D'après nos confrères de [Source], le socialiste modéré António José Seguro caracole en tête. Une avance confortable, autant dire que ça change des dernières élections. Mais attention, derrière lui, André Ventura, le candidat d'extrême droite, pointe du doigt. Littéralement.

(D'ailleurs, petit aparté : vous avez remarqué comme l'extrême droite a le chic pour se faire remarquer ?)

Seguro, le favori qui rassure

Alors, Seguro, c'est qui ? Un socialiste modéré, oui. Mais surtout, un visage connu. Ancien président du Parti socialiste, ancien président de l'Assemblée de la République. Bref, un homme politique rodé. Et ça, en période d'incertitude, ça rassure.

Ses thèmes de campagne ? L'éducation, la santé, la lutte contre les inégalités. Rien de très révolutionnaire, mais des sujets qui touchent directement les Portugais. Résultat des courses : les sondages lui donnent entre 45 et 48% des voix. Autant dire une avance confortable.

Mais attention, les projections, c'est bien. Les votes, c'est mieux. Et puis, on le sait, les surprises existent. Regardez les dernières élections en France, tiens.

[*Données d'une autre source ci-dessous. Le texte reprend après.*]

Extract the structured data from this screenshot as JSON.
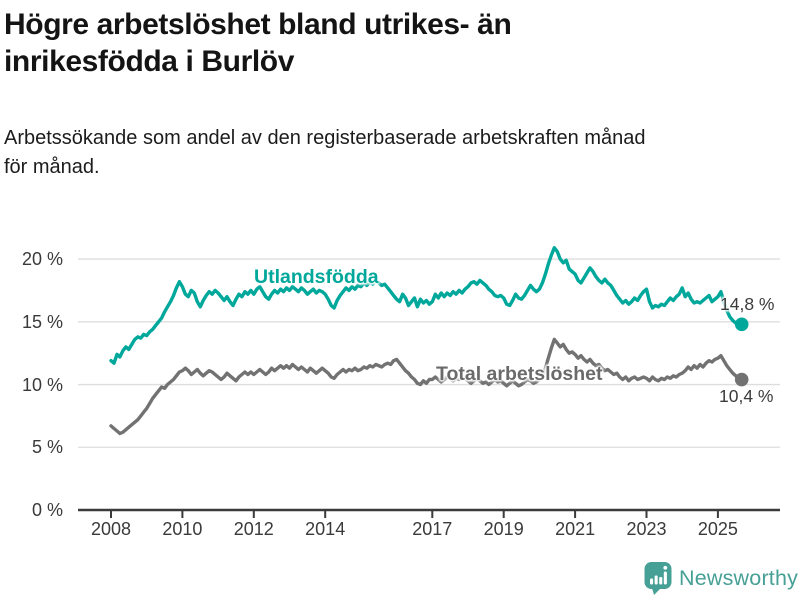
{
  "title": {
    "line1": "Högre arbetslöshet bland utrikes- än",
    "line2": "inrikesfödda i Burlöv"
  },
  "subtitle": {
    "line1": "Arbetssökande som andel av den registerbaserade arbetskraften månad",
    "line2": "för månad."
  },
  "chart_data": {
    "type": "line",
    "title": "Högre arbetslöshet bland utrikes- än inrikesfödda i Burlöv",
    "subtitle": "Arbetssökande som andel av den registerbaserade arbetskraften månad för månad.",
    "x_unit": "month",
    "x_start": "2008-01",
    "x_end": "2025-09",
    "x_tick_years": [
      2008,
      2010,
      2012,
      2014,
      2017,
      2019,
      2021,
      2023,
      2025
    ],
    "y_ticks": [
      {
        "value": 0,
        "label": "0 %"
      },
      {
        "value": 5,
        "label": "5 %"
      },
      {
        "value": 10,
        "label": "10 %"
      },
      {
        "value": 15,
        "label": "15 %"
      },
      {
        "value": 20,
        "label": "20 %"
      }
    ],
    "ylim": [
      0,
      21.5
    ],
    "grid": "horizontal",
    "legend_position": "inline-labels",
    "series": [
      {
        "name": "Utlandsfödda",
        "color": "#00a79b",
        "label_color": "#00a79b",
        "end_label": "14,8 %",
        "end_value": 14.8,
        "values": [
          11.9,
          11.7,
          12.4,
          12.2,
          12.7,
          13.0,
          12.8,
          13.2,
          13.6,
          13.8,
          13.7,
          14.0,
          13.9,
          14.2,
          14.4,
          14.7,
          15.0,
          15.3,
          15.8,
          16.2,
          16.6,
          17.1,
          17.7,
          18.2,
          17.8,
          17.2,
          17.0,
          17.5,
          17.3,
          16.6,
          16.2,
          16.7,
          17.1,
          17.4,
          17.2,
          17.5,
          17.3,
          17.0,
          16.7,
          17.0,
          16.6,
          16.3,
          16.8,
          17.2,
          17.0,
          17.4,
          17.2,
          17.5,
          17.2,
          17.6,
          17.8,
          17.4,
          17.0,
          16.8,
          17.2,
          17.5,
          17.3,
          17.6,
          17.4,
          17.7,
          17.5,
          17.8,
          17.6,
          17.4,
          17.7,
          17.5,
          17.2,
          17.4,
          17.6,
          17.3,
          17.5,
          17.4,
          17.2,
          16.8,
          16.3,
          16.1,
          16.7,
          17.1,
          17.4,
          17.7,
          17.5,
          17.8,
          17.6,
          17.9,
          17.8,
          18.1,
          17.9,
          18.2,
          18.0,
          18.3,
          18.1,
          17.9,
          18.0,
          17.7,
          17.4,
          17.1,
          16.8,
          16.6,
          17.2,
          16.9,
          16.3,
          16.6,
          16.9,
          16.2,
          16.8,
          16.5,
          16.7,
          16.4,
          16.6,
          17.2,
          16.9,
          17.3,
          17.0,
          17.3,
          17.1,
          17.4,
          17.2,
          17.5,
          17.3,
          17.6,
          17.8,
          18.1,
          18.2,
          18.0,
          18.3,
          18.1,
          17.9,
          17.6,
          17.4,
          17.1,
          17.0,
          17.1,
          16.9,
          16.4,
          16.3,
          16.7,
          17.2,
          16.9,
          16.8,
          17.1,
          17.5,
          17.9,
          17.6,
          17.4,
          17.6,
          18.1,
          18.8,
          19.6,
          20.3,
          20.9,
          20.6,
          20.0,
          19.7,
          19.9,
          19.2,
          19.0,
          18.8,
          18.3,
          18.1,
          18.5,
          18.9,
          19.3,
          19.0,
          18.6,
          18.3,
          18.1,
          18.4,
          18.1,
          17.9,
          17.5,
          17.1,
          16.8,
          16.5,
          16.7,
          16.4,
          16.6,
          16.9,
          16.7,
          17.1,
          17.4,
          17.6,
          16.6,
          16.1,
          16.3,
          16.2,
          16.4,
          16.3,
          16.6,
          16.9,
          16.7,
          17.0,
          17.2,
          17.7,
          17.0,
          17.3,
          16.8,
          16.5,
          16.6,
          16.5,
          16.7,
          16.9,
          17.1,
          16.6,
          16.8,
          17.0,
          17.4,
          16.6,
          15.9,
          15.4,
          15.1,
          14.9,
          14.8,
          14.8
        ]
      },
      {
        "name": "Total arbetslöshet",
        "color": "#727272",
        "label_color": "#6a6a6a",
        "end_label": "10,4 %",
        "end_value": 10.4,
        "values": [
          6.7,
          6.5,
          6.3,
          6.1,
          6.2,
          6.4,
          6.6,
          6.8,
          7.0,
          7.2,
          7.5,
          7.8,
          8.1,
          8.5,
          8.9,
          9.2,
          9.5,
          9.8,
          9.7,
          10.0,
          10.2,
          10.4,
          10.7,
          11.0,
          11.1,
          11.3,
          11.1,
          10.8,
          11.0,
          11.2,
          10.9,
          10.7,
          10.9,
          11.1,
          11.0,
          10.8,
          10.6,
          10.4,
          10.6,
          10.9,
          10.7,
          10.5,
          10.3,
          10.6,
          10.8,
          11.0,
          10.8,
          11.0,
          10.8,
          11.0,
          11.2,
          11.0,
          10.8,
          11.0,
          11.3,
          11.1,
          11.3,
          11.5,
          11.3,
          11.5,
          11.3,
          11.6,
          11.4,
          11.2,
          11.4,
          11.2,
          11.0,
          11.3,
          11.1,
          10.9,
          11.1,
          11.3,
          11.1,
          10.9,
          10.6,
          10.5,
          10.8,
          11.0,
          11.2,
          11.0,
          11.2,
          11.1,
          11.3,
          11.1,
          11.2,
          11.4,
          11.3,
          11.5,
          11.4,
          11.6,
          11.5,
          11.4,
          11.6,
          11.7,
          11.6,
          11.9,
          12.0,
          11.7,
          11.4,
          11.1,
          10.9,
          10.6,
          10.4,
          10.1,
          10.0,
          10.3,
          10.1,
          10.4,
          10.4,
          10.6,
          10.4,
          10.2,
          10.4,
          10.6,
          10.5,
          10.3,
          10.5,
          10.4,
          10.6,
          10.5,
          10.3,
          10.1,
          10.3,
          10.5,
          10.3,
          10.1,
          10.2,
          10.0,
          10.2,
          10.4,
          10.2,
          10.3,
          10.1,
          9.9,
          10.1,
          10.3,
          10.1,
          9.9,
          10.0,
          10.2,
          10.4,
          10.3,
          10.1,
          10.2,
          10.4,
          10.7,
          11.3,
          12.1,
          12.9,
          13.6,
          13.3,
          13.0,
          13.2,
          12.8,
          12.5,
          12.6,
          12.4,
          12.1,
          12.3,
          12.0,
          11.8,
          12.0,
          11.7,
          11.5,
          11.6,
          11.3,
          11.1,
          11.2,
          11.0,
          10.8,
          10.9,
          10.6,
          10.4,
          10.6,
          10.3,
          10.5,
          10.6,
          10.4,
          10.5,
          10.6,
          10.5,
          10.3,
          10.6,
          10.4,
          10.3,
          10.5,
          10.4,
          10.6,
          10.5,
          10.7,
          10.6,
          10.8,
          10.9,
          11.1,
          11.4,
          11.2,
          11.5,
          11.3,
          11.6,
          11.4,
          11.7,
          11.9,
          11.8,
          12.0,
          12.1,
          12.3,
          11.9,
          11.5,
          11.2,
          10.9,
          10.7,
          10.5,
          10.4
        ]
      }
    ],
    "axis_colors": {
      "grid": "#dedede",
      "axis": "#3b3b3b",
      "tick_text": "#3a3a3a"
    }
  },
  "logo": {
    "text": "Newsworthy",
    "color": "#47a096",
    "icon": "bar-chart-speech-bubble"
  }
}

Ventura, l'outsider qui dérange

Côté André Ventura, c'est une autre histoire. Le candidat d'extrême droite, lui, mise sur la rupture. Ses thèmes ? La sécurité, l'immigration, la défense des traditions. Un discours qui séduit, visiblement, puisqu'il arriverait en deuxième position avec environ 30% des intentions de vote.

Le truc, c'est que Ventura, il ne fait pas dans la dentelle. Ses propos, souvent polémiques, divisent. Mais ça marche. Et puis, soyons honnêtes, l'extrême droite, ça fait toujours parler. Alors, victoire ou défaite, Ventura a déjà gagné une chose : la visibilité.

Difficile de dire avec certitude si cette dynamique va se confirmer. Mais une chose est sûre : Ventura a réussi à s'imposer dans le débat politique portugais. Et ça, c'est nouveau.

Et les autres, alors ?

Parce que non, Seguro et Ventura ne sont pas les seuls en lice. Loin de là. Mais les autres candidats, eux, peinent à percer. Entre 5 et 10% des voix, selon les projections. Autant dire qu'ils jouent les figurants dans cette élection.

Pourtant, certains mériteraient qu'on s'attarde un peu sur leurs programmes. Mais bon, avec des scores aussi bas, difficile de rivaliser avec les deux poids lourds de la campagne.

Le pire, c'est que ça risque de donner des idées à certains.